Let the little girls enter.

Ene, Ene, Scaloiene

O, o, o…

Open the gates

O, o, o…

Let the rains flow

Let the rivers flow

O, o, o…

To fill the groves …”

Legend says that as soon as the thin body found its quietness in the grave, after being covered with earth dampened by the tears of his mother, Caloian’s soul went to heaven, the too-clean soil of his world, asking for forgiveness for the bad and mercy for thirsty fields.

And the legend also says that, oblivious, forgetting people’s wickedness, the sky began to cry. He cried for forgiveness, he cried for mercy, he mourned the death of the child with the sun’s hair.

“Iene-Iene, Caloiene,

Take the torches from heaven

And open the gates,

And starts the rains,

To flow like torrents,

Fill the streams

among all the valleys,

Fill the wells,

To raise the grain,

Flowers, greens,

Let the hay grow

Let the cattle feed,

Be many breads”.

 

“Iene, Caloiene!

Young man that I buried you,

For the charity I gave you,

Lots of water and lots of wine

To give the Lord as a saint,

A lot of water to wet us,

Make us fruits a lot!”

From this legend draws a ritual present throughout the Danube area – that of Caloian. This custom accompanied by the song celebrated, at the beginning, an emissary sent as messenger to the god of nature, who asked him to “tie” or “untie” the rains so that the vegetation would die and then resurrect in a permanent cycle of life on earth. In time, the Christians replaced the pagan divinity of nature with Saint John the Baptist, the date of the Caloian celebration being set around the summer solstice (June 24). On this occasion the Caloian was made – a doll made of various materials (clay, rags, straw or wooden twigs), adorned with flowers and ritually buried in a ceremony similar to funerals (cries, charity, table).
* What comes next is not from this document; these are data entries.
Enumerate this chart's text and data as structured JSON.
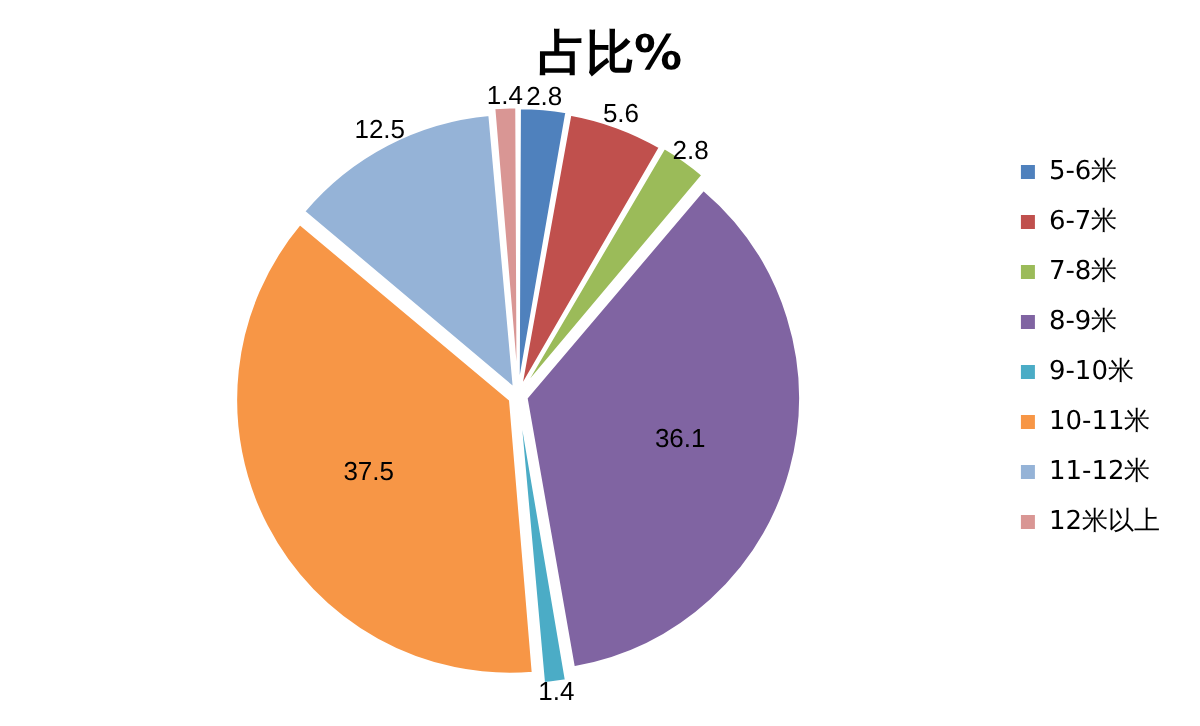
{
  "chart_data": {
    "type": "pie",
    "title": "占比%",
    "categories": [
      "5-6米",
      "6-7米",
      "7-8米",
      "8-9米",
      "9-10米",
      "10-11米",
      "11-12米",
      "12米以上"
    ],
    "values": [
      2.8,
      5.6,
      2.8,
      36.1,
      1.4,
      37.5,
      12.5,
      1.4
    ],
    "colors": [
      "#4f81bd",
      "#c0504d",
      "#9bbb59",
      "#8064a2",
      "#4bacc6",
      "#f79646",
      "#95b3d7",
      "#d99694"
    ],
    "data_labels": true,
    "legend": "right"
  }
}
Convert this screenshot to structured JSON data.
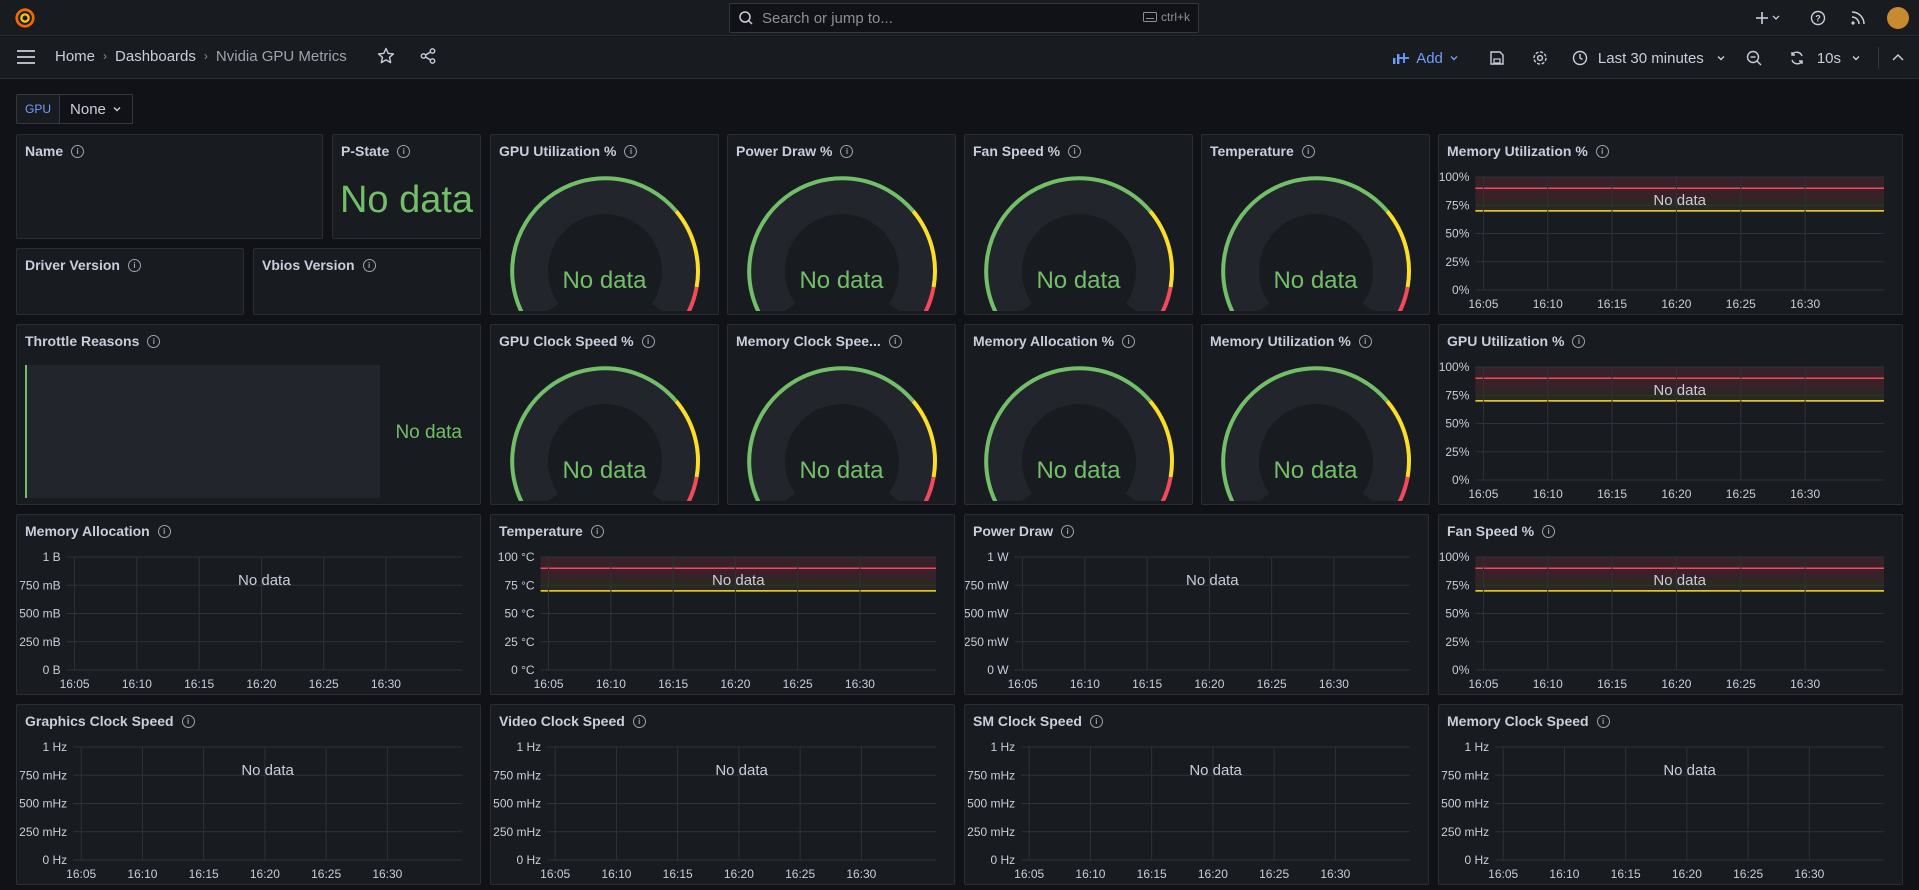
{
  "topbar": {
    "search_placeholder": "Search or jump to...",
    "search_shortcut": "ctrl+k"
  },
  "breadcrumb": {
    "home": "Home",
    "dashboards": "Dashboards",
    "current": "Nvidia GPU Metrics"
  },
  "toolbar": {
    "add_label": "Add",
    "time_range": "Last 30 minutes",
    "refresh_interval": "10s"
  },
  "variables": {
    "gpu_label": "GPU",
    "gpu_value": "None"
  },
  "no_data": "No data",
  "panels": {
    "name": "Name",
    "pstate": "P-State",
    "driver": "Driver Version",
    "vbios": "Vbios Version",
    "throttle": "Throttle Reasons",
    "gauges": [
      "GPU Utilization %",
      "Power Draw %",
      "Fan Speed %",
      "Temperature",
      "GPU Clock Speed %",
      "Memory Clock Spee...",
      "Memory Allocation %",
      "Memory Utilization %"
    ],
    "ts_memutil": "Memory Utilization %",
    "ts_gpuutil": "GPU Utilization %",
    "ts_memalloc": "Memory Allocation",
    "ts_temp": "Temperature",
    "ts_power": "Power Draw",
    "ts_fan": "Fan Speed %",
    "ts_gfxclk": "Graphics Clock Speed",
    "ts_vidclk": "Video Clock Speed",
    "ts_smclk": "SM Clock Speed",
    "ts_memclk": "Memory Clock Speed"
  },
  "chart_data": [
    {
      "panel": "Memory Utilization %",
      "type": "line",
      "x_ticks": [
        "16:05",
        "16:10",
        "16:15",
        "16:20",
        "16:25",
        "16:30"
      ],
      "y_ticks": [
        "100%",
        "75%",
        "50%",
        "25%",
        "0%"
      ],
      "thresholds": true
    },
    {
      "panel": "GPU Utilization %",
      "type": "line",
      "x_ticks": [
        "16:05",
        "16:10",
        "16:15",
        "16:20",
        "16:25",
        "16:30"
      ],
      "y_ticks": [
        "100%",
        "75%",
        "50%",
        "25%",
        "0%"
      ],
      "thresholds": true
    },
    {
      "panel": "Memory Allocation",
      "type": "line",
      "x_ticks": [
        "16:05",
        "16:10",
        "16:15",
        "16:20",
        "16:25",
        "16:30"
      ],
      "y_ticks": [
        "1 B",
        "750 mB",
        "500 mB",
        "250 mB",
        "0 B"
      ],
      "thresholds": false
    },
    {
      "panel": "Temperature",
      "type": "line",
      "x_ticks": [
        "16:05",
        "16:10",
        "16:15",
        "16:20",
        "16:25",
        "16:30"
      ],
      "y_ticks": [
        "100 °C",
        "75 °C",
        "50 °C",
        "25 °C",
        "0 °C"
      ],
      "thresholds": true
    },
    {
      "panel": "Power Draw",
      "type": "line",
      "x_ticks": [
        "16:05",
        "16:10",
        "16:15",
        "16:20",
        "16:25",
        "16:30"
      ],
      "y_ticks": [
        "1 W",
        "750 mW",
        "500 mW",
        "250 mW",
        "0 W"
      ],
      "thresholds": false
    },
    {
      "panel": "Fan Speed %",
      "type": "line",
      "x_ticks": [
        "16:05",
        "16:10",
        "16:15",
        "16:20",
        "16:25",
        "16:30"
      ],
      "y_ticks": [
        "100%",
        "75%",
        "50%",
        "25%",
        "0%"
      ],
      "thresholds": true
    },
    {
      "panel": "Graphics Clock Speed",
      "type": "line",
      "x_ticks": [
        "16:05",
        "16:10",
        "16:15",
        "16:20",
        "16:25",
        "16:30"
      ],
      "y_ticks": [
        "1 Hz",
        "750 mHz",
        "500 mHz",
        "250 mHz",
        "0 Hz"
      ],
      "thresholds": false
    },
    {
      "panel": "Video Clock Speed",
      "type": "line",
      "x_ticks": [
        "16:05",
        "16:10",
        "16:15",
        "16:20",
        "16:25",
        "16:30"
      ],
      "y_ticks": [
        "1 Hz",
        "750 mHz",
        "500 mHz",
        "250 mHz",
        "0 Hz"
      ],
      "thresholds": false
    },
    {
      "panel": "SM Clock Speed",
      "type": "line",
      "x_ticks": [
        "16:05",
        "16:10",
        "16:15",
        "16:20",
        "16:25",
        "16:30"
      ],
      "y_ticks": [
        "1 Hz",
        "750 mHz",
        "500 mHz",
        "250 mHz",
        "0 Hz"
      ],
      "thresholds": false
    },
    {
      "panel": "Memory Clock Speed",
      "type": "line",
      "x_ticks": [
        "16:05",
        "16:10",
        "16:15",
        "16:20",
        "16:25",
        "16:30"
      ],
      "y_ticks": [
        "1 Hz",
        "750 mHz",
        "500 mHz",
        "250 mHz",
        "0 Hz"
      ],
      "thresholds": false
    }
  ],
  "colors": {
    "green": "#73bf69",
    "yellow": "#fade2a",
    "red": "#f2495c",
    "accent": "#6e9fff"
  }
}
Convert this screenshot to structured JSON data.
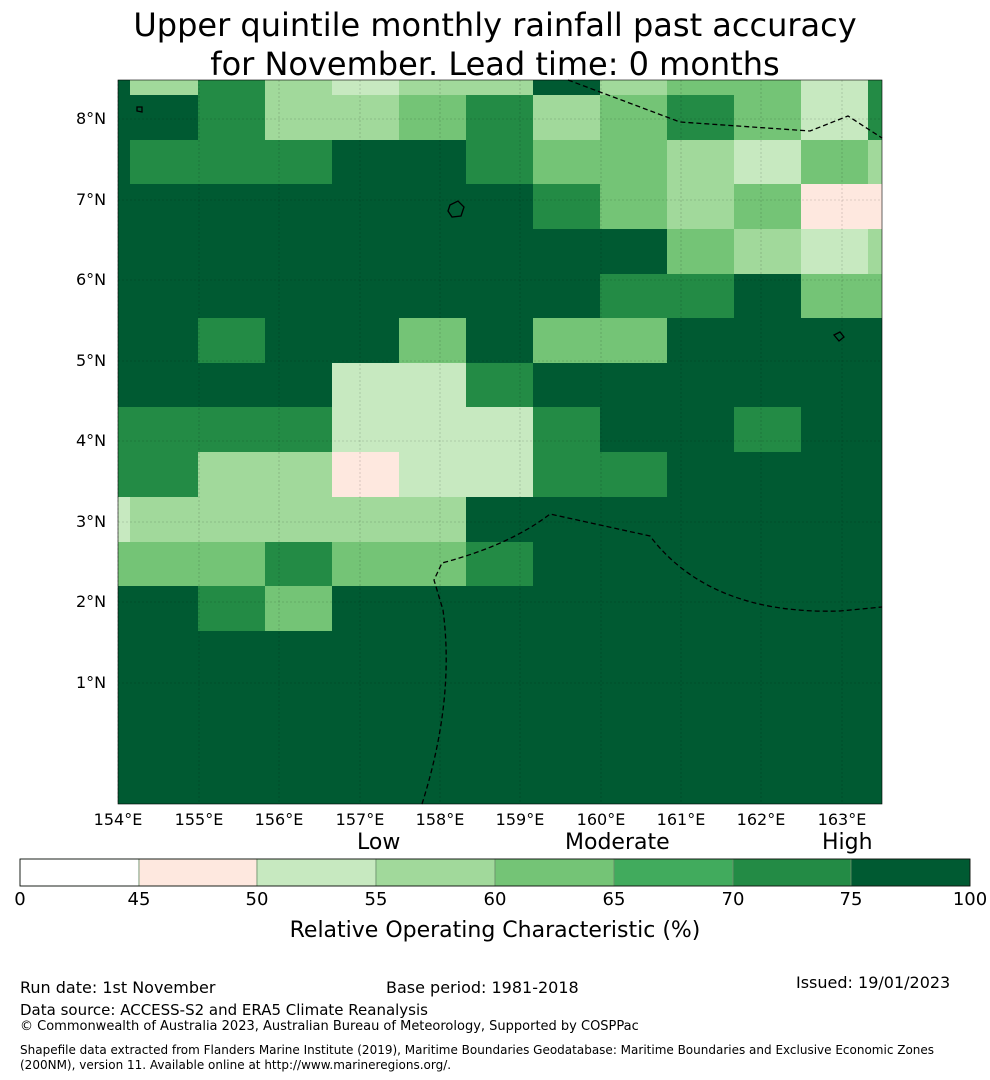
{
  "title": {
    "line1": "Upper quintile monthly rainfall past accuracy",
    "line2": "for November. Lead time: 0 months"
  },
  "map": {
    "lat_labels": [
      "8°N",
      "7°N",
      "6°N",
      "5°N",
      "4°N",
      "3°N",
      "2°N",
      "1°N"
    ],
    "lon_labels": [
      "154°E",
      "155°E",
      "156°E",
      "157°E",
      "158°E",
      "159°E",
      "160°E",
      "161°E",
      "162°E",
      "163°E"
    ],
    "grid_values": [
      [
        75,
        55,
        70,
        55,
        50,
        55,
        55,
        75,
        55,
        60,
        60,
        50,
        70
      ],
      [
        75,
        75,
        70,
        55,
        55,
        60,
        70,
        55,
        60,
        70,
        60,
        50,
        70
      ],
      [
        75,
        70,
        70,
        70,
        75,
        75,
        70,
        60,
        60,
        55,
        50,
        60,
        55
      ],
      [
        75,
        75,
        75,
        75,
        75,
        75,
        75,
        70,
        60,
        55,
        60,
        45,
        45
      ],
      [
        75,
        75,
        75,
        75,
        75,
        75,
        75,
        75,
        75,
        60,
        55,
        50,
        55
      ],
      [
        75,
        75,
        75,
        75,
        75,
        75,
        75,
        75,
        70,
        70,
        75,
        60,
        60
      ],
      [
        75,
        75,
        70,
        75,
        75,
        60,
        75,
        60,
        60,
        75,
        75,
        75,
        75
      ],
      [
        75,
        75,
        75,
        75,
        50,
        50,
        70,
        75,
        75,
        75,
        75,
        75,
        75
      ],
      [
        70,
        70,
        70,
        70,
        50,
        50,
        50,
        70,
        75,
        75,
        70,
        75,
        75
      ],
      [
        70,
        70,
        55,
        55,
        45,
        50,
        50,
        70,
        70,
        75,
        75,
        75,
        75
      ],
      [
        50,
        55,
        55,
        55,
        55,
        55,
        75,
        75,
        75,
        75,
        75,
        75,
        75
      ],
      [
        60,
        60,
        60,
        70,
        60,
        60,
        70,
        75,
        75,
        75,
        75,
        75,
        75
      ],
      [
        75,
        75,
        70,
        60,
        75,
        75,
        75,
        75,
        75,
        75,
        75,
        75,
        75
      ],
      [
        75,
        75,
        75,
        75,
        75,
        75,
        75,
        75,
        75,
        75,
        75,
        75,
        75
      ],
      [
        75,
        75,
        75,
        75,
        75,
        75,
        75,
        75,
        75,
        75,
        75,
        75,
        75
      ],
      [
        75,
        75,
        75,
        75,
        75,
        75,
        75,
        75,
        75,
        75,
        75,
        75,
        75
      ],
      [
        75,
        75,
        75,
        75,
        75,
        75,
        75,
        75,
        75,
        75,
        75,
        75,
        75
      ]
    ]
  },
  "colorbar": {
    "levels": [
      "Low",
      "Moderate",
      "High"
    ],
    "ticks": [
      "0",
      "45",
      "50",
      "55",
      "60",
      "65",
      "70",
      "75",
      "100"
    ],
    "colors": [
      "#ffffff",
      "#fee8df",
      "#c7e9c0",
      "#a1d99b",
      "#74c476",
      "#41ab5d",
      "#238b45",
      "#005a32"
    ],
    "label": "Relative Operating Characteristic (%)"
  },
  "footer": {
    "run_date": "Run date: 1st November",
    "base_period": "Base period: 1981-2018",
    "issued": "Issued: 19/01/2023",
    "data_source": "Data source: ACCESS-S2 and ERA5 Climate Reanalysis",
    "copyright": "© Commonwealth of Australia 2023, Australian Bureau of Meteorology, Supported by COSPPac",
    "shapefile": "Shapefile data extracted from Flanders Marine Institute (2019), Maritime Boundaries Geodatabase: Maritime Boundaries and Exclusive Economic Zones (200NM), version 11. Available online at http://www.marineregions.org/."
  }
}
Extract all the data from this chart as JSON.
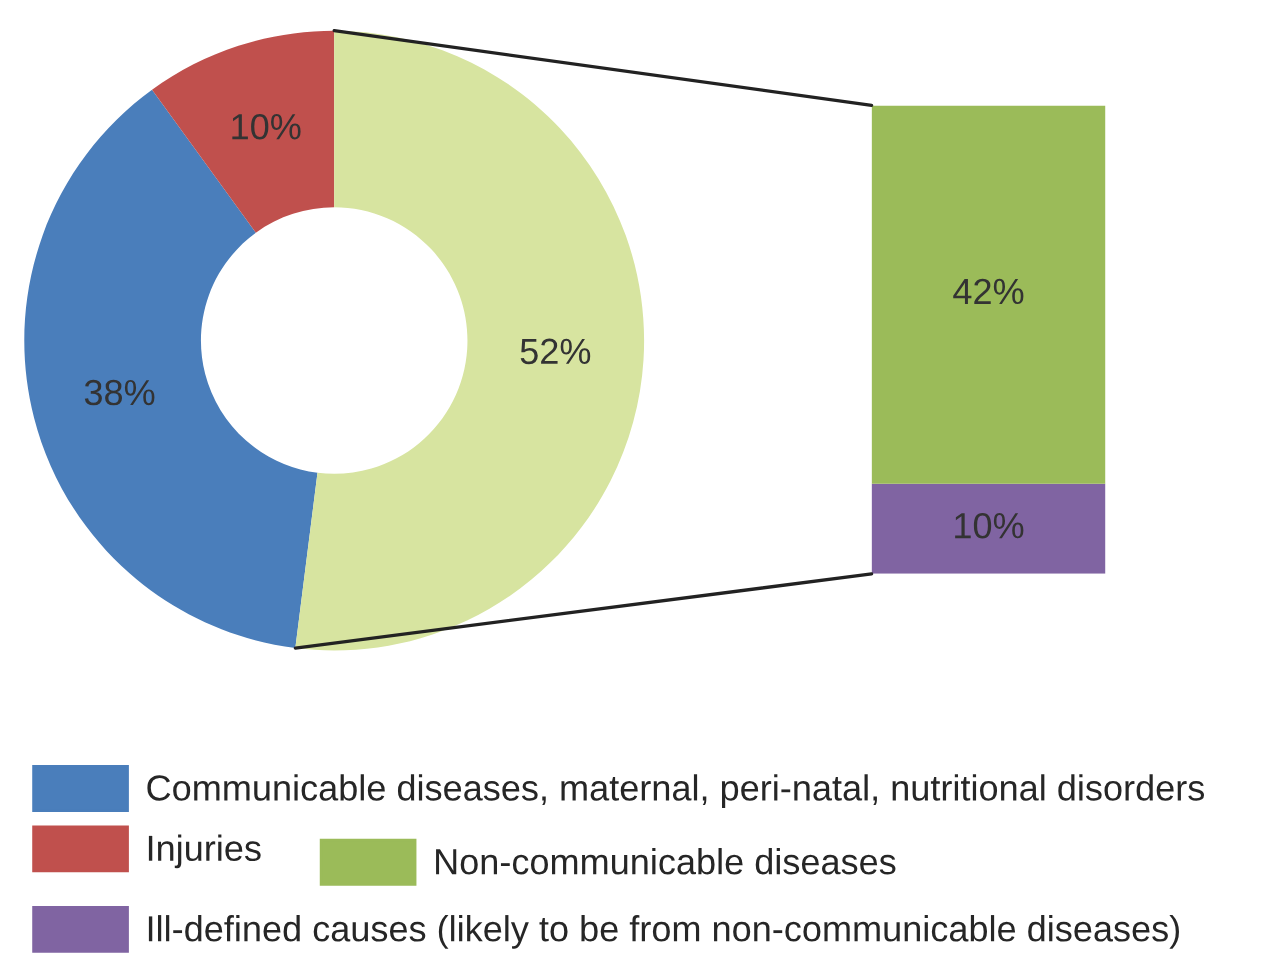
{
  "chart_data": [
    {
      "type": "donut",
      "categories": [
        "Communicable diseases, maternal, peri-natal, nutritional disorders",
        "Injuries",
        null
      ],
      "values": [
        38,
        10,
        52
      ],
      "value_labels": [
        "38%",
        "10%",
        "52%"
      ],
      "colors": [
        "#4a7ebb",
        "#c0504d",
        "#d7e4a0"
      ],
      "legend": "bottom"
    },
    {
      "type": "bar",
      "stacked": true,
      "categories": [
        null
      ],
      "legend": "bottom",
      "series": [
        {
          "name": "Ill-defined causes (likely to be from non-communicable diseases)",
          "color": "#8064a2",
          "values": [
            10
          ],
          "value_labels": [
            "10%"
          ]
        },
        {
          "name": "Non-communicable diseases",
          "color": "#9bbb59",
          "values": [
            42
          ],
          "value_labels": [
            "42%"
          ]
        }
      ]
    }
  ]
}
After three days and three nights, the Caloian was unearthed, brought to the village and mowed again before being thrown into a fountain or allowed to float on a water eye. At the end of the ceremony, the girls from the village gathered at one of them and made a pie called ghizman which they gave to the poor people and the other villagers. The celebration continued with songs from the flute and bagpipe, which invoked rain and abundance, but also round dance until late at night.